Levantou-se discussão no conselho real em Madrid; opinavam uns que se deferisse como pedia o supplicante, e outros que se fizesse o que dizia o vice-rei. As partes contrarias a Miguel de Andrada subornaram as justiças (segundo elle quer deixar entrever), e por fim de contas o rei decidiu que se fizesse ao preso justiça ordinaria, a cabo de cinco mezes de prisão no Limoeiro de Lisboa.

O preso aggravara da injusta prisão perante a meza da consciencia, que era o juizo dos cavalleiros das ordens militares, a que elle pertencia como cavalleiro de Christo. Esse tribunal representou ao vice-rei; ainda sobre isso houve grandes reluctancias e contradicções; afinal, e breve, expediu-se uma portaria da vice-regencia mandando soltar o indiciado. Pode calcular-se pouco mais ou menos quando foi o livramento: Miguel diz que quem despachou o seu feito foi já o marquez de Castello Rodrigo D. Christovam de Moura; este entrou em 1608. Ahi está pois fixada com certa aproximação aquella data.

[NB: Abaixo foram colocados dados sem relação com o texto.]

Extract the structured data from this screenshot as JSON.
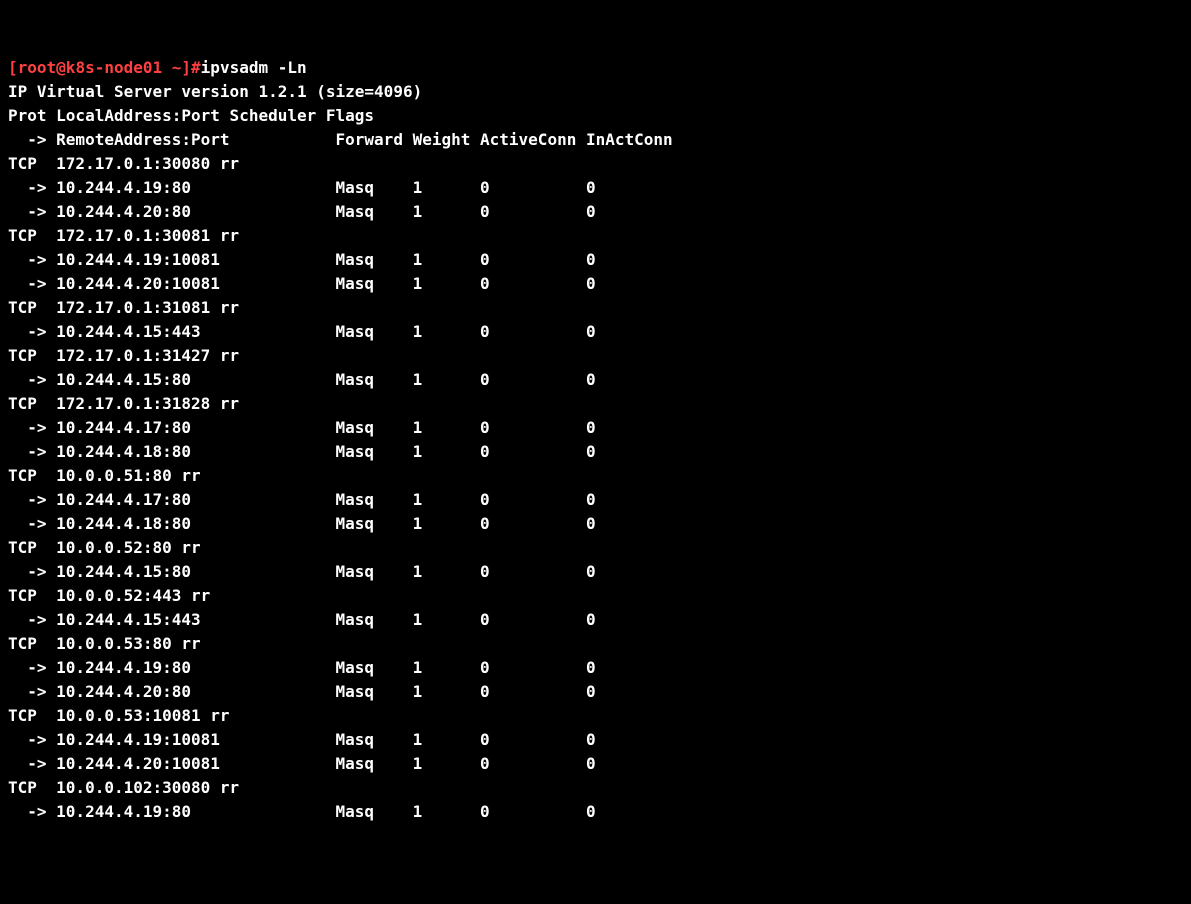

Como seriam as alegres expansões de uma tal natureza enthusiasta ao ver-se outra vez ao sol de Deus, e livre dos horrores dos carceres do Limoeiro!

E as partes quasi não fallaram mais, diz elle com jubilo sincero- que deviam ter bem visto e sabido não haver na devassa coisa alguma; e elles não tinham outra que dizer contra mim, e por isso esfriaram na accusação, que d'antes faziam acerrima.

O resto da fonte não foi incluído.